You can start with yellow taxi trip records of a month:

In [None]:
%%bash
wget -q https://d37ci6vzurychx.cloudfront.net/trip-data/yellow_tripdata_2021-12.parquet

You can also use records of a year:

In [None]:
%%bash
for i in {1..12}
do
    echo "downloading taxi records of $i/2021"
    wget -q https://d37ci6vzurychx.cloudfront.net/trip-data/yellow_tripdata_2021-$(printf "%02d" $i).parquet
done

## Initialization
The first step is to initialize Xorbits:

In [None]:
import xorbits

# Initialize Xorbits in the local environment.
xorbits.init()

## Data loading
The second step is to load the data into an Xorbits DataFrame. This can be done using the
`read_parquet()` function, which allows us to specify the location of the parquet file and
any additional options we want to use while reading the data.


In the case of the NYC taxi dataset, here is an example of how we could do this using
Xorbits:

In [None]:
import datetime
import json
import xorbits.pandas as pd

trips = pd.read_parquet("yellow_tripdata_2021-*.parquet")
# Remove outliers
trips = trips[(trips['tpep_pickup_datetime'] >= datetime.datetime(2021, 1, 1)) & (trips['tpep_pickup_datetime'] <= datetime.datetime(2021, 12, 31))]

taxi_zones = pd.read_csv('taxi+_zone_lookup.csv')

with open('taxi_zones.geojson') as fd:
    geojson = json.load(fd)

Once we have the data loaded into a DataFrame, we might want to get a sense of the
overall structure of the data by looking at the number of rows and columns, the data types
of each column, and the first few rows of the data. We can do this using the shape, dtypes,
and head() attributes, respectively:

In [None]:
trips.shape

In [None]:
trips.dtypes

In [None]:
trips.head()

We can also use the `describe()` method to get a summary of the statistical properties of
each numerical column in the dataset.

In [None]:
trips.describe()

## Time series analysis
One way to analyze the NYC taxi dataset is to look at how the number of rides varies over time.
We can do this by creating a new column in the DataFrame that represents the pick-up date of
each ride, and then use the `groupby` method to group the data by month or year and compute the
count of rides for each group:

In [None]:
trips['PU_date'] = trips['tpep_pickup_datetime'].dt.date
count = trips.groupby('PU_date', as_index=False).agg(count=('VendorID', 'count'))
count

We can then use a library like plotly to visualize the time series data:

In [None]:
import plotly.express as px

b = px.bar(count.to_pandas(), x='PU_date', y='count')
b.show()

## Spatial analysis
Another way to analyze the NYC taxi dataset is to look at patterns in the spatial distribution of
rides. Taking Manhattan as an example, we firstly filter the dataframe by pick-up location ID:

In [None]:
manhattan_zones = taxi_zones[taxi_zones['Borough'] == 'Manhattan']['LocationID']
manhattan_trips = trips[trips['PULocationID'].isin(manhattan_zones)]
manhattan_trips

Then use the `groupby` method to group the data by pick-up location ID and compute the count of
rides for each group:

In [None]:
gb_pu_location = manhattan_trips.groupby(['PULocationID'], as_index=False).agg(count=('VendorID', 'count')).to_pandas()
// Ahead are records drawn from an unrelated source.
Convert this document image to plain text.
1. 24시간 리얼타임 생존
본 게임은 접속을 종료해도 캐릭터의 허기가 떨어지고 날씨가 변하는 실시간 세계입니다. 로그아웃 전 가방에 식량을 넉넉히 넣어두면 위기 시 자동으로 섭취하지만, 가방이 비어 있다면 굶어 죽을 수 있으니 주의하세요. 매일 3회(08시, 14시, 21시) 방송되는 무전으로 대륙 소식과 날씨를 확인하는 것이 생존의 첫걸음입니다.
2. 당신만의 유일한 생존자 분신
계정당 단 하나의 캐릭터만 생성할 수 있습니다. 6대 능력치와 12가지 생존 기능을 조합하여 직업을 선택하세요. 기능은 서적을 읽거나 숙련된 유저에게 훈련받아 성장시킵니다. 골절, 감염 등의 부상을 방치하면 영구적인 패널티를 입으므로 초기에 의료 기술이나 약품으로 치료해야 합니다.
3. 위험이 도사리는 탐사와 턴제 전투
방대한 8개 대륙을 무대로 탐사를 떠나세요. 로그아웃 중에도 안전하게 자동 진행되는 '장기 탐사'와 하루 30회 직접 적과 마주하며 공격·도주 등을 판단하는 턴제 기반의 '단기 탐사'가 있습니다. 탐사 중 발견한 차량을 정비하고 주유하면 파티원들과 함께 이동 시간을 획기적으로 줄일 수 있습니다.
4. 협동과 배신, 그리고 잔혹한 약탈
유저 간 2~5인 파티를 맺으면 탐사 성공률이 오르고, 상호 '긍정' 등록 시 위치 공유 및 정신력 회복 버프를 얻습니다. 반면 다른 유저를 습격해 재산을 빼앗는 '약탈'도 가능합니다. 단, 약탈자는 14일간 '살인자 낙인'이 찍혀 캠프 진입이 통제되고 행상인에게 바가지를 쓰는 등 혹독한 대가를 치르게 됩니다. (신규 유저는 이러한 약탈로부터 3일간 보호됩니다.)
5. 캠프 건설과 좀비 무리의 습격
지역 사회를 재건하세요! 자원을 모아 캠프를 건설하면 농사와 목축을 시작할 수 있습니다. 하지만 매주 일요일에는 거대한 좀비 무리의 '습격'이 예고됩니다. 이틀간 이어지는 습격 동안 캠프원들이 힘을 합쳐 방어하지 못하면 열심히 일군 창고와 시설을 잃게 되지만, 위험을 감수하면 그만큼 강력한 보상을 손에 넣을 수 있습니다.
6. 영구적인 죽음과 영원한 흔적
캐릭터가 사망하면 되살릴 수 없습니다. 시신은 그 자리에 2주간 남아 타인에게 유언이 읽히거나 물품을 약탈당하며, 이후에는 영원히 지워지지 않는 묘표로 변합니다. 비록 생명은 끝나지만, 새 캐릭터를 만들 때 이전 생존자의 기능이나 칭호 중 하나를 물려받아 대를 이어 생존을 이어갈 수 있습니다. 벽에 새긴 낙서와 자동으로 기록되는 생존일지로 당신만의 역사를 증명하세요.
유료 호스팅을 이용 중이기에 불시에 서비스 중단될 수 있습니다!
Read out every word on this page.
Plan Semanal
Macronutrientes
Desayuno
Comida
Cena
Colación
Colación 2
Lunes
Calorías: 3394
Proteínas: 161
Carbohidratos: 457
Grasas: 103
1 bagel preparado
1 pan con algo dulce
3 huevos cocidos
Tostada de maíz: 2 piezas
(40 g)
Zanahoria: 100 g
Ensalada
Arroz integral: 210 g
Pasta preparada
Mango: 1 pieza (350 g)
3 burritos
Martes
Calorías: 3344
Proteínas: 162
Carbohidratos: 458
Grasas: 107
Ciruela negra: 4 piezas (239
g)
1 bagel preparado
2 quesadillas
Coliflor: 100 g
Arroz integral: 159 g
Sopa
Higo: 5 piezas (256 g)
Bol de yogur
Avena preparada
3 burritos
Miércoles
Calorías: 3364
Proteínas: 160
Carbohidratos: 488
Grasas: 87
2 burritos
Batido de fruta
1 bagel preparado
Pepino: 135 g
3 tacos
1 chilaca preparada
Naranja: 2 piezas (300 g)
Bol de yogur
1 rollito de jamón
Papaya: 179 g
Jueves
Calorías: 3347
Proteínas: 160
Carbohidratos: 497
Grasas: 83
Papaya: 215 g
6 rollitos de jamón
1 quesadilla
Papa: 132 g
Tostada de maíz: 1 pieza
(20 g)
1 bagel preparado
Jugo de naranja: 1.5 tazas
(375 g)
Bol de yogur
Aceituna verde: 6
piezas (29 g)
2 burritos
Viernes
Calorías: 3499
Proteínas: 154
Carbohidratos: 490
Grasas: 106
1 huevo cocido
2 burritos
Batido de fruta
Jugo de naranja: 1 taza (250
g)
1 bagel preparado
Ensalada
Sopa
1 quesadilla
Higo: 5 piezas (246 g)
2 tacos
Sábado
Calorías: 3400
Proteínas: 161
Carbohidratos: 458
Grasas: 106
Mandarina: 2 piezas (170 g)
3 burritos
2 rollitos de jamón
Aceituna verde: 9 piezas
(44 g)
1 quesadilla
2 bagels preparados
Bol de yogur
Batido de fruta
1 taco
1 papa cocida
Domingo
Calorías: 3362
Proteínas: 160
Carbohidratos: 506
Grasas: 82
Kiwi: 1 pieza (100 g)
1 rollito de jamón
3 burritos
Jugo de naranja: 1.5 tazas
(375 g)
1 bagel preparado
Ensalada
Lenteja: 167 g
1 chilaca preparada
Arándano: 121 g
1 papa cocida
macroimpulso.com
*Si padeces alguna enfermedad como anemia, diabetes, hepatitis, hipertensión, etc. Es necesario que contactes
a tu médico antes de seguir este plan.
We can then use a library like plotly to visualize the spatial distribution of rides:

In [None]:
m = px.choropleth(
    gb_pu_location,
    geojson=geojson,
    locations='PULocationID',
    featureidkey='properties.location_id',
    color='count',
    color_continuous_scale="Viridis",
    range_color=(0, gb_pu_location['count'].max()),
    labels={'count':'trips count'}
)
m.update_geos(fitbounds="locations", visible=False)
m.update_layout(margin={"r":0,"t":0,"l":0,"b":0})
m.show()